“All the art of living lies in a fine mingling of letting go and holding on.” Henry Ellis

A large part of the magic that is Zentangle can be attributed to serendipity.  Each Zentangle is a little surprise when it’s done.  The outcome is not pre-determined.  In fact, my most beautiful works are those that have evolved naturally.  Where I relinquish my need to control myself and my environment.  As I spoke with a new Zentangle enthusiast after my class last night, I realized that though I have learned to let go of the outcome, I do maintain some levels of control.   He asked if I planned every tile because they all seemed to be very deliberate.  While I don’t ever see the end result, I do take light and dark, scale and harmony into consideration as I choose my tangles for a tile.  All those design principles pounded into my head at LSU have become a part of my DNA I suppose.  He explained that he was having a hard time with the string and I understood perfectly.  Sometimes the string can be a real challenge when starting a tile.  While you rarely see the string in a completed work, the string is what binds the individual parts into a pleasing whole.   My suggestion was to have his wife draw the string and he would work with whatever came.  Hmmm…an insightful moment courtesy of a student.
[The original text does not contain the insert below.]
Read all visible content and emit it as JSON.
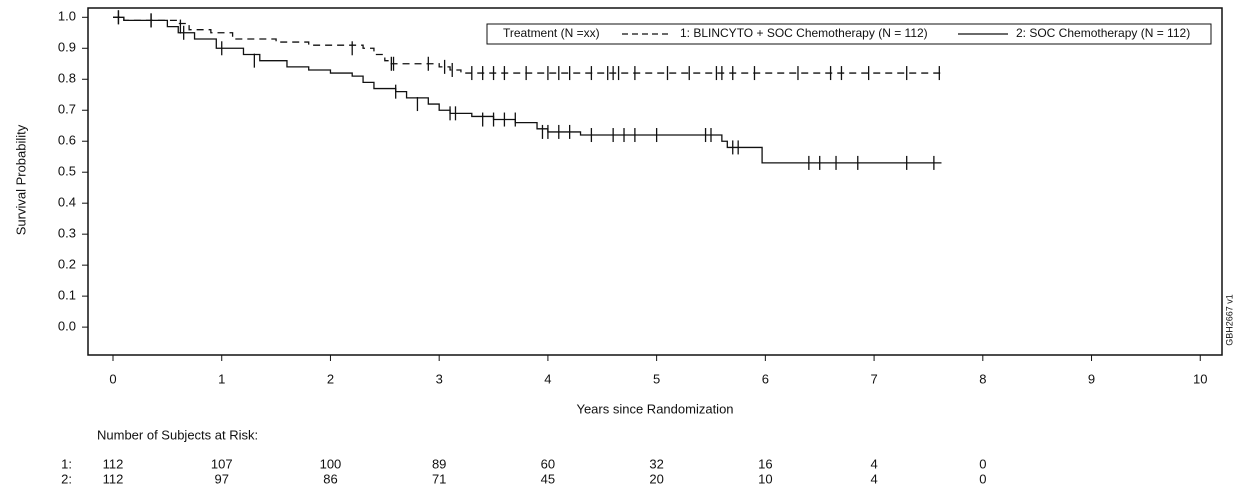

My CZT training was in February and at that time I purchased a set of ensemble tiles.  These are sets of 9 tiles that are pre-strung.  The intent is to create each tile independently and then re-assemble into a completed work.  I was struggling with strings at the time and this seemed a wonderful idea.  So why have I avoided working with this set for so long?  I only completed my first set this week.  As I spoke with my student, I realized that completing this ensemble had been an exercise in letting go for me.  Embracing the intent of the set, I shuffled and completed each tile randomly – never checking to see how they might look together as a completed “tile.”  I couldn’t judge what tangle might look nice next to another or if I had too much or not enough contrast.  The only bit of control was in my decision to only use each tangle one time for the set.  Yet there it was, a wonderful compilation when I was done.  Maybe I should let my husband draw my next string.